May 10 (Reuters) - ING Groep (INGA.AS), the largest Dutch bank, reported better than expected first-quarter profit on Thursday, helped by rising interest rates and modest risk costs.
It also announced the launch of a new share buyback programme of up to 1.5 billion euros ($1.65 billion).
Lenders' margins are benefiting from rising interest rates after major central banks ramped up interest rates at the fastest pace in at least two decades in 2022 to tackle inflation.
"During this quarter, marked by turbulent market conditions, clients continued to put their trust in us. This was evidenced by our stable and diversified deposit base, which grew by 1.3 billion euros in the quarter," CEO Steven van Rijswijk said in a statement.
The company's CET1 ratio, a measure of solvency for European banks, rose 0.3 percentage points from the previous quarter to 14.8%, above the current requirement of 10.73%.

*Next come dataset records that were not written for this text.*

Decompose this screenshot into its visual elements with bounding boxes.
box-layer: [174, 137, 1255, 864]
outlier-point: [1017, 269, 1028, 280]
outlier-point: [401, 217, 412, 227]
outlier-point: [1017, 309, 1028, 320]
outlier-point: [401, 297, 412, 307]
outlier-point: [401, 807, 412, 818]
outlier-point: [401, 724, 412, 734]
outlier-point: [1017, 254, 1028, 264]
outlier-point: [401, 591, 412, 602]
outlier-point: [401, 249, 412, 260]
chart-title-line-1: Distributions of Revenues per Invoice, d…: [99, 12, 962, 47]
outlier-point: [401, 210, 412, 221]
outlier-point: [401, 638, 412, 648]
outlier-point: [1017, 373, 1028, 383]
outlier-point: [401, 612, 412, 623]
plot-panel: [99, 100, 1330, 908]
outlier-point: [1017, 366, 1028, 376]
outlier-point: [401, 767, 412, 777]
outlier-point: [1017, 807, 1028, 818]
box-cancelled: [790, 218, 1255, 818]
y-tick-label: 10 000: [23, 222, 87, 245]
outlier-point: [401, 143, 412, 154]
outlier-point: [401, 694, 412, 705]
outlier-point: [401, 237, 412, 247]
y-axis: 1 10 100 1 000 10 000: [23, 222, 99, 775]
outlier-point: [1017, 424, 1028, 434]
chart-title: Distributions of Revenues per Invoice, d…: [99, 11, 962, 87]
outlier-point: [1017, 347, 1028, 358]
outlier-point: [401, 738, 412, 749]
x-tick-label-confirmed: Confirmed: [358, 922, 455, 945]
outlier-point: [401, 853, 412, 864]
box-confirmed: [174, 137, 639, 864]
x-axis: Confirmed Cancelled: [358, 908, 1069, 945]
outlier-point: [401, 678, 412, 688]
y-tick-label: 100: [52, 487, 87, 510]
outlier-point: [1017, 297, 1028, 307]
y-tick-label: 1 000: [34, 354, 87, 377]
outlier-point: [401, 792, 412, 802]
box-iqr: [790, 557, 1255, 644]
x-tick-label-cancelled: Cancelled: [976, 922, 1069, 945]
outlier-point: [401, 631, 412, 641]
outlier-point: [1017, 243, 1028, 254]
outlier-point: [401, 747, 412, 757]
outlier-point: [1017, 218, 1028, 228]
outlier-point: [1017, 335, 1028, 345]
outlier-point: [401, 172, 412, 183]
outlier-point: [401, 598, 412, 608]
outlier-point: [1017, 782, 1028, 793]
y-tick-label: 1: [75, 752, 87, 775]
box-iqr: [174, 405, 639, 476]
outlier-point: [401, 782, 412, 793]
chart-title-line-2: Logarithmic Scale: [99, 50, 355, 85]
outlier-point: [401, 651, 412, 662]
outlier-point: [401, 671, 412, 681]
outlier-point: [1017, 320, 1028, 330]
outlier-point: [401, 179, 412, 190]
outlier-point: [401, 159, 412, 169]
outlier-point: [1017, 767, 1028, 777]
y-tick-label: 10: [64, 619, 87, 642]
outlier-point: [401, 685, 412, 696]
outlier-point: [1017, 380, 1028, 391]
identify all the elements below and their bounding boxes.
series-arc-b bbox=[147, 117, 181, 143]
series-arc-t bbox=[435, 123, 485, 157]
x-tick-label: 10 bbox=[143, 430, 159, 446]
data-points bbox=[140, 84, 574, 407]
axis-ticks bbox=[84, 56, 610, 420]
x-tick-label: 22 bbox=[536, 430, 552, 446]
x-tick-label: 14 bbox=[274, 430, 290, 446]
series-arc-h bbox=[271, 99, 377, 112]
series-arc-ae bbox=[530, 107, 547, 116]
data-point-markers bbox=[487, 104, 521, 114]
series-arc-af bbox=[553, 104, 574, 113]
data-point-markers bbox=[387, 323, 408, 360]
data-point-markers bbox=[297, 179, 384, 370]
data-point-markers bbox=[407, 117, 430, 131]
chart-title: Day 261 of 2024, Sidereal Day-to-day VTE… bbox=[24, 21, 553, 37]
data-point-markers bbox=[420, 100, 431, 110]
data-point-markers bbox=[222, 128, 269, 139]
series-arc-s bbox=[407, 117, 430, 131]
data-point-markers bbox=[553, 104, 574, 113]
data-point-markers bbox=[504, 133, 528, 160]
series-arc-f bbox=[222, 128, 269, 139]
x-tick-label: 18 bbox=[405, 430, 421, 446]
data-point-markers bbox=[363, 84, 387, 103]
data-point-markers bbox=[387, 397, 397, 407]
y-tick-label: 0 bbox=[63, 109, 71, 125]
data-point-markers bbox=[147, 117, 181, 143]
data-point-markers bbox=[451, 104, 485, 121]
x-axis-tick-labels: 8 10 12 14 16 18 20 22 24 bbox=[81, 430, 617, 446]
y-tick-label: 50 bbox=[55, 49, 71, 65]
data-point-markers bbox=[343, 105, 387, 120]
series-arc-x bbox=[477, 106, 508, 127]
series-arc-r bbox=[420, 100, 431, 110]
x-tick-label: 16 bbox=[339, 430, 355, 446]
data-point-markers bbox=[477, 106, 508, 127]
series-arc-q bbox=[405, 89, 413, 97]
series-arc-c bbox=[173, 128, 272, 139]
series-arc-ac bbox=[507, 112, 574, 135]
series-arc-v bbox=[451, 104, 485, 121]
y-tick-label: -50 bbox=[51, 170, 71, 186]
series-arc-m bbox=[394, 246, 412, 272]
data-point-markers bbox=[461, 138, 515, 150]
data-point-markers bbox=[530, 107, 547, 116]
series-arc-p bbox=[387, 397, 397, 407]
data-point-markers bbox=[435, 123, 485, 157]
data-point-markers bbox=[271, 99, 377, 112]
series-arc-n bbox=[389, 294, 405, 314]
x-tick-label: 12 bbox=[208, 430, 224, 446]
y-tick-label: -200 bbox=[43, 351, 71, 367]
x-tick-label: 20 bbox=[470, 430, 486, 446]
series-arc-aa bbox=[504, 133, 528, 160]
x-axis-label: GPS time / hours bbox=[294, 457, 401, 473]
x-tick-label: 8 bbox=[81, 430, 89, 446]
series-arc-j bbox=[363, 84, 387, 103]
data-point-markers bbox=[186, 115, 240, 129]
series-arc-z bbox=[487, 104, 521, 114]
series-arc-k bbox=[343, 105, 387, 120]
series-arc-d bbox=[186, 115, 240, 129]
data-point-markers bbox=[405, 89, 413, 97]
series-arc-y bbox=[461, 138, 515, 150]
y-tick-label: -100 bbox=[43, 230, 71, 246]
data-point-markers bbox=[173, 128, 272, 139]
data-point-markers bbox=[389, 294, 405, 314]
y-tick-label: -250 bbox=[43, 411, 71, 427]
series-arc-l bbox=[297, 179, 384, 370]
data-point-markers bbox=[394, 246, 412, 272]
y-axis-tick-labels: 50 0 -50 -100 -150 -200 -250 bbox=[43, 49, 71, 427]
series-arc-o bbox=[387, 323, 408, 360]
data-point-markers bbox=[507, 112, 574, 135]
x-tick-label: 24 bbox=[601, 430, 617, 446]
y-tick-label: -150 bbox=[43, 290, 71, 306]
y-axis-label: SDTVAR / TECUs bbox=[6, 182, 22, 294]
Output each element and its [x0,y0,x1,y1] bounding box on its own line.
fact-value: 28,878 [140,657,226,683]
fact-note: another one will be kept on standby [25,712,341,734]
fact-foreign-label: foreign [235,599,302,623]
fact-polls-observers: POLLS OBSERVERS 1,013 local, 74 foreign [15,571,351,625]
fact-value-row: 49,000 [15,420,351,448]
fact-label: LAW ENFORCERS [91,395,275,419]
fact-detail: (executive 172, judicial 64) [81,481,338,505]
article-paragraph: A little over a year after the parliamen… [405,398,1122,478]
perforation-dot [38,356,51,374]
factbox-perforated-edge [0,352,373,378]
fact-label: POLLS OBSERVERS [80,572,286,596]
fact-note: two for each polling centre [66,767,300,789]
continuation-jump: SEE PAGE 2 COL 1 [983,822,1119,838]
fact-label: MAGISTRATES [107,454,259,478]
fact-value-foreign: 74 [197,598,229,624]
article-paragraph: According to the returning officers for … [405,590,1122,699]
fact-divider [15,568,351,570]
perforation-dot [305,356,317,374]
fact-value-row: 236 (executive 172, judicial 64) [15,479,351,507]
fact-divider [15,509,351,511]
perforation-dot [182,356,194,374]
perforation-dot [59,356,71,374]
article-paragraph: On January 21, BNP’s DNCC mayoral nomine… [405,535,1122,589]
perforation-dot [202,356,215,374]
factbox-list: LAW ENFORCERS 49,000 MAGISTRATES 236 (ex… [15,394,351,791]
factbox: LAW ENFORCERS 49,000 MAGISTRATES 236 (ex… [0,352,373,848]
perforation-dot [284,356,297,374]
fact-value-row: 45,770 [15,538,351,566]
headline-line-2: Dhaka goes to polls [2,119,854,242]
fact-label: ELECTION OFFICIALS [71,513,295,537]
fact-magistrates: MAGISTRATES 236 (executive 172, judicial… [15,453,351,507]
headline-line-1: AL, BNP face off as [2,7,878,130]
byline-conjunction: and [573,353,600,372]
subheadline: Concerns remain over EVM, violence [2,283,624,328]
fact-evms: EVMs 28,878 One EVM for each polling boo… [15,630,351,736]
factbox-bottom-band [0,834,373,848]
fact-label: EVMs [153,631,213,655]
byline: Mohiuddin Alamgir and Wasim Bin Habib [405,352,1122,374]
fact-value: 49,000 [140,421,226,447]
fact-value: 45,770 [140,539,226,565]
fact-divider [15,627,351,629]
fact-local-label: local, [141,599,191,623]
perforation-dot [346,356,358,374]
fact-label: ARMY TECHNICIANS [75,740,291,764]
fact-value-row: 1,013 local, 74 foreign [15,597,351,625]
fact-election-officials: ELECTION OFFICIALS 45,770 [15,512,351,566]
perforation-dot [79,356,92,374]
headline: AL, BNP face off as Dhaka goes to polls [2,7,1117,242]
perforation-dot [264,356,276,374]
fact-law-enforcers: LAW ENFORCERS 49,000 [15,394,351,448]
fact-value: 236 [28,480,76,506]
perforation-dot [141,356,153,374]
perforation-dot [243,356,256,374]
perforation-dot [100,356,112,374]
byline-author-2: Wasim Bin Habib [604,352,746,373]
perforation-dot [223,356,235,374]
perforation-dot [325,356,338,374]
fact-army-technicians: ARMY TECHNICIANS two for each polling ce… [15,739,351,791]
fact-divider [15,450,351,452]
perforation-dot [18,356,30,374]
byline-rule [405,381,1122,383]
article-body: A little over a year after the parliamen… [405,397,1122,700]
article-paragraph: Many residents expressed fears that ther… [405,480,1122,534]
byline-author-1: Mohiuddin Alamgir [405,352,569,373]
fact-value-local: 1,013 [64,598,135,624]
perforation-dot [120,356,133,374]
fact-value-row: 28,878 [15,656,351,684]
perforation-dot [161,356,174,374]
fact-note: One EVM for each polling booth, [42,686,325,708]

The bank's net additions to loan loss provisions - money set aside for failing loans - totalled 152 million euros in the quarter, which the group said was "well below the through-the-cycle average".
ING also registered a 118 million euro net release of provisions for its Russia-related portfolio due to a further reduction of its exposure.
"We do not see a future for ourselves in Russia," van Rijswijk said in a call with journalists.
The group, which serves around 37 million customers, corporate clients and financial institutions in more than 40 countries, said its net profit jumped to 1.59 billion euros in the first quarter, beating the 1.11 billion euros expected by analysts polled by the company.
ING had recorded a profit of 429 million euros in the same period last year, impacted by 834 million euros in risk costs linked to Russia-related exposure.